Digitalization is nearly complete and many numbers have changed. Ask around you or in an Etecsa office (the Cuban telephone company) for more information. You can buy phone cards for 5.10 to 20 CUC for a call from a card booth. You can also call from coin booths, which is especially good for national communications. Health Public health is one of the great achievements of Cuban socialism, accessible to all and completely free. The pharmaceutical industry is competitive, and doctors are very competent. The only problem is the lack of medicine at times. There are pharmacies called "international" in large cities, because they are better supplied.
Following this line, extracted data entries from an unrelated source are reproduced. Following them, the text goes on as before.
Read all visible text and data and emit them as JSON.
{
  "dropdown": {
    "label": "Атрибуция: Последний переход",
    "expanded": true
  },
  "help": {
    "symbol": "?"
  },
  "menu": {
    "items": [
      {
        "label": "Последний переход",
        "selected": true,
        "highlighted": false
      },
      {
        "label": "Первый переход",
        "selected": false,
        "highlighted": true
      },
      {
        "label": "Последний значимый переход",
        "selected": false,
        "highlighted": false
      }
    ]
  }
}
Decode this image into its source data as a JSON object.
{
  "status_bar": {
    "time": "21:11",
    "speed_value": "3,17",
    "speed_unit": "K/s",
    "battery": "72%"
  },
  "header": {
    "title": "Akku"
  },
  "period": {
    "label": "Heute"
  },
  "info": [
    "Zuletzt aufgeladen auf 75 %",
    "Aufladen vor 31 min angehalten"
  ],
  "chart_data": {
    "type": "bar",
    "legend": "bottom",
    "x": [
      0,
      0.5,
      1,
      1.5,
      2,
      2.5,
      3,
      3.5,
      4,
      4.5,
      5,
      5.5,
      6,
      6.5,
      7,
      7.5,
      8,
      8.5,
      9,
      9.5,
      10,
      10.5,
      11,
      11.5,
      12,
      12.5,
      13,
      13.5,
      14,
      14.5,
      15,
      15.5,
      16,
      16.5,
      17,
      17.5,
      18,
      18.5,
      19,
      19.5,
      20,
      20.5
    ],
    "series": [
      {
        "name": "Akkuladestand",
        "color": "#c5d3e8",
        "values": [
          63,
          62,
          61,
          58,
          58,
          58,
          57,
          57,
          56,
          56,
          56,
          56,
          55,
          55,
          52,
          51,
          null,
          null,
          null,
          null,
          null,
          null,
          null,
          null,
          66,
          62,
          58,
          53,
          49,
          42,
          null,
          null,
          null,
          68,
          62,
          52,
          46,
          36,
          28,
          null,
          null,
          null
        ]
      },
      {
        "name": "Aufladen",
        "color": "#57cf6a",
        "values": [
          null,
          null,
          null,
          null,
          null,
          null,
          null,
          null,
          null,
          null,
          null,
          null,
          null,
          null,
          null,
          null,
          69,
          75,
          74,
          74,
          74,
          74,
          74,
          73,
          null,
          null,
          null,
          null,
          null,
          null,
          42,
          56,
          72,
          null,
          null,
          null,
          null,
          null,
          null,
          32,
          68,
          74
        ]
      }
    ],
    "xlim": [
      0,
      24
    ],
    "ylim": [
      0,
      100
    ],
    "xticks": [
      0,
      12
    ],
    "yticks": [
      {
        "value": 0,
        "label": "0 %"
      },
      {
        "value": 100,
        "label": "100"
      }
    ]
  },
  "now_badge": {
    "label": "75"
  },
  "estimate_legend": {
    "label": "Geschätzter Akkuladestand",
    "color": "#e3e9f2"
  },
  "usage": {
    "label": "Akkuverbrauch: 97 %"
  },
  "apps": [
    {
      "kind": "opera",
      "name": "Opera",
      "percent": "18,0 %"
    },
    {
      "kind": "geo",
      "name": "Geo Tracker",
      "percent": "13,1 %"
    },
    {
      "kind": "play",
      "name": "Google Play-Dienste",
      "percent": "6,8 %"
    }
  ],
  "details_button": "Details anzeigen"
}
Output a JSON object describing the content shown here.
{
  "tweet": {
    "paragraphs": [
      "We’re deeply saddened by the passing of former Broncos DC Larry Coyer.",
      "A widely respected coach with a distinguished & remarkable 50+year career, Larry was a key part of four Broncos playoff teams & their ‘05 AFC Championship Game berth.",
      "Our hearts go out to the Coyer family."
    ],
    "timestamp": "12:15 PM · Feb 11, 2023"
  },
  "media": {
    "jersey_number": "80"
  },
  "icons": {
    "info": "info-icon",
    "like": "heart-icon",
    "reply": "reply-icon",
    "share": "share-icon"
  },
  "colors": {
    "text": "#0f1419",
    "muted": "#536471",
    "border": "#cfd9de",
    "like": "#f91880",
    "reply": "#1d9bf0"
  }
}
Transportation is a problem in Cuba. Taxis are fairly expensive, cars do not run frequently, trains are rare and buses are always packed. Hitchhiking, or botellas, is the most used means of transportation, although a flexible schedule and good Spanish is needed for that. Known as 'El Amarillo' ('the yellow guy') for the yellowy-beige uniforms of its administrators, the system consists of points along main routes where certain vehicles are required to stop and pick up hitchhikers. Amarillo points ('el punto amarillo') along major highways are often full service rest stops for hitchhikers, with water, peso-priced food, and a 24 hour indoor waiting area. The bus will make you lose a lot of time. However, the bus remains for tourists a safer and more convenient means of transportation, cheaper than a rental car. Two main bus companies share the market: Viazul Company for the transportation of tourists, and Astro Company used primarily by Cubans. The train railway connects Havana to all major cities. The trains are fairly archaic, slow and never on time. Count 30 CUC (23 euros for a regular train) to 62 CUC (47.70 euros for tren especial) for a ticket Havana-Santiago. However, taxis are the most convenient way to get around big cities; there are official government taxis, private and potentially unlicensed "yank tanks," and small three-wheeled coco-taxis.